The New York Times has an article about Dr. Narendra Dabholkar, a prominent Indian skeptic who was murdered last week. The identity and motives of the murderers is not yet known, but the Times notes that Dabholkar had a long list of enemies because he routinely debunked the tall tales and myths that gave them wealth and power.
If a holy man had electrified the public with his miracles, Dr. Dabholkar, a former physician, would duplicate the miracles and explain, step by step, how they were performed. If a sorcerer had amassed a fortune treating infertility, he would arrange a sting operation to unmask the man as a fraud.
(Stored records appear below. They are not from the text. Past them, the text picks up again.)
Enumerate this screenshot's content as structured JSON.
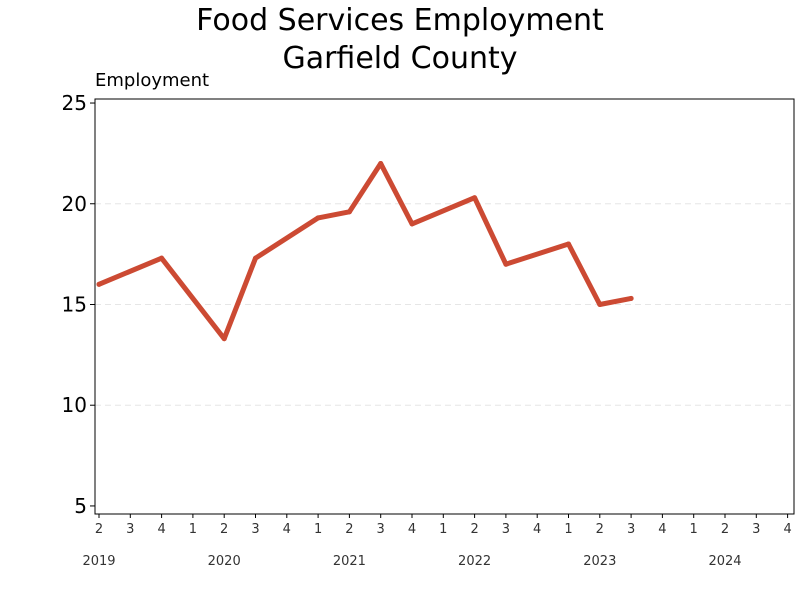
{
  "chart_data": {
    "type": "line",
    "title": "Food Services Employment",
    "subtitle": "Garfield County",
    "ylabel": "Employment",
    "xlabel": "",
    "ylim": [
      4.6,
      25.2
    ],
    "yticks": [
      5,
      10,
      15,
      20,
      25
    ],
    "grid": "horizontal dashed",
    "legend": "none",
    "colors": {
      "line": "#cc4a33",
      "axis": "#000000",
      "grid": "#e6e6e6"
    },
    "x_quarters": [
      "2019-Q2",
      "2019-Q3",
      "2019-Q4",
      "2020-Q1",
      "2020-Q2",
      "2020-Q3",
      "2020-Q4",
      "2021-Q1",
      "2021-Q2",
      "2021-Q3",
      "2021-Q4",
      "2022-Q1",
      "2022-Q2",
      "2022-Q3",
      "2022-Q4",
      "2023-Q1",
      "2023-Q2",
      "2023-Q3",
      "2023-Q4",
      "2024-Q1",
      "2024-Q2",
      "2024-Q3",
      "2024-Q4"
    ],
    "xtick_labels": [
      "2",
      "3",
      "4",
      "1",
      "2",
      "3",
      "4",
      "1",
      "2",
      "3",
      "4",
      "1",
      "2",
      "3",
      "4",
      "1",
      "2",
      "3",
      "4",
      "1",
      "2",
      "3",
      "4"
    ],
    "year_labels": [
      {
        "label": "2019",
        "quarter": "2019-Q2"
      },
      {
        "label": "2020",
        "quarter": "2020-Q2"
      },
      {
        "label": "2021",
        "quarter": "2021-Q2"
      },
      {
        "label": "2022",
        "quarter": "2022-Q2"
      },
      {
        "label": "2023",
        "quarter": "2023-Q2"
      },
      {
        "label": "2024",
        "quarter": "2024-Q2"
      }
    ],
    "series": [
      {
        "values": [
          {
            "x": "2019-Q2",
            "y": 16.0
          },
          {
            "x": "2019-Q4",
            "y": 17.3
          },
          {
            "x": "2020-Q2",
            "y": 13.3
          },
          {
            "x": "2020-Q3",
            "y": 17.3
          },
          {
            "x": "2021-Q1",
            "y": 19.3
          },
          {
            "x": "2021-Q2",
            "y": 19.6
          },
          {
            "x": "2021-Q3",
            "y": 22.0
          },
          {
            "x": "2021-Q4",
            "y": 19.0
          },
          {
            "x": "2022-Q2",
            "y": 20.3
          },
          {
            "x": "2022-Q3",
            "y": 17.0
          },
          {
            "x": "2023-Q1",
            "y": 18.0
          },
          {
            "x": "2023-Q2",
            "y": 15.0
          },
          {
            "x": "2023-Q3",
            "y": 15.3
          }
        ]
      }
    ]
  }
}
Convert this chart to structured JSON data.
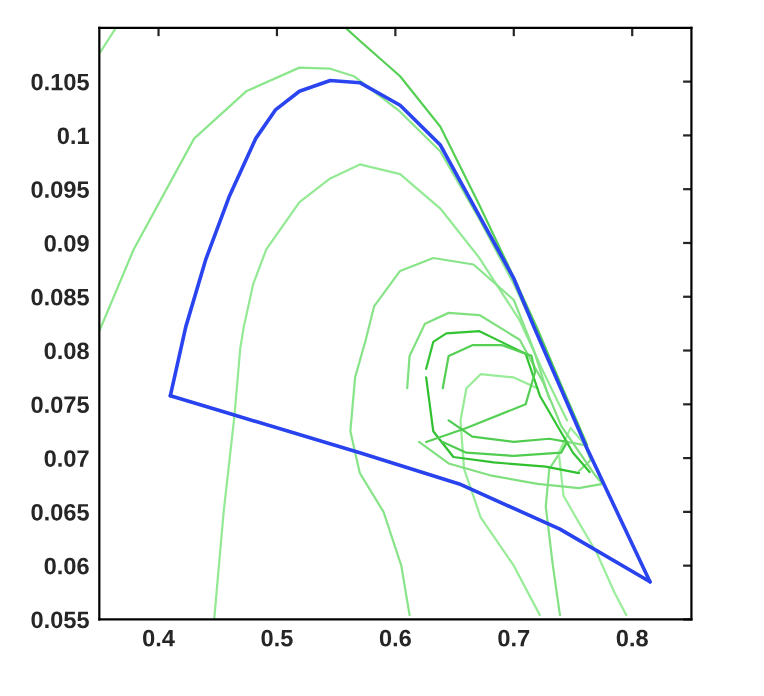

His goal was to drive a scientist’s skepticism into the heart of India, a country still teeming with gurus, babas, astrologers, godmen and other mystical entrepreneurs.
That mission ended Tuesday, when two men ran up behind Dr. Dabholkar, 67, as he crossed a bridge, shot him at point-blank range, then jumped onto a motorbike and disappeared into the traffic coursing through this city.
Dr. Dabholkar’s killing is the latest episode in a millenniums-old wrestling match between traditionalists and reformers in India. When detectives began putting together a list of Dr. Dabholkar’s enemies, they found that it was long. He had received threats from Hindu far-right groups, been beaten by followers of angry gurus and challenged by councils upholding archaic caste laws. His home state, Maharashtra, was considering legislation he had promoted for 14 years, banning a list of practices like animal sacrifice, the magical treatment of snake bites and the sale of magic stones.
Several FTB bloggers — Avicenna, Taslima, the Nirmukta folks — live in India. Taslima has long been the victim of death threats, both there and in other countries, and we should not forget the plight of Sanal Edamaruku, who is still exiled from his home at the threat of being arrested on blasphemy charges. American skeptics may often be met with a hostile culture, but nothing like this. These people are risking their lives and their freedom by standing up for rationality.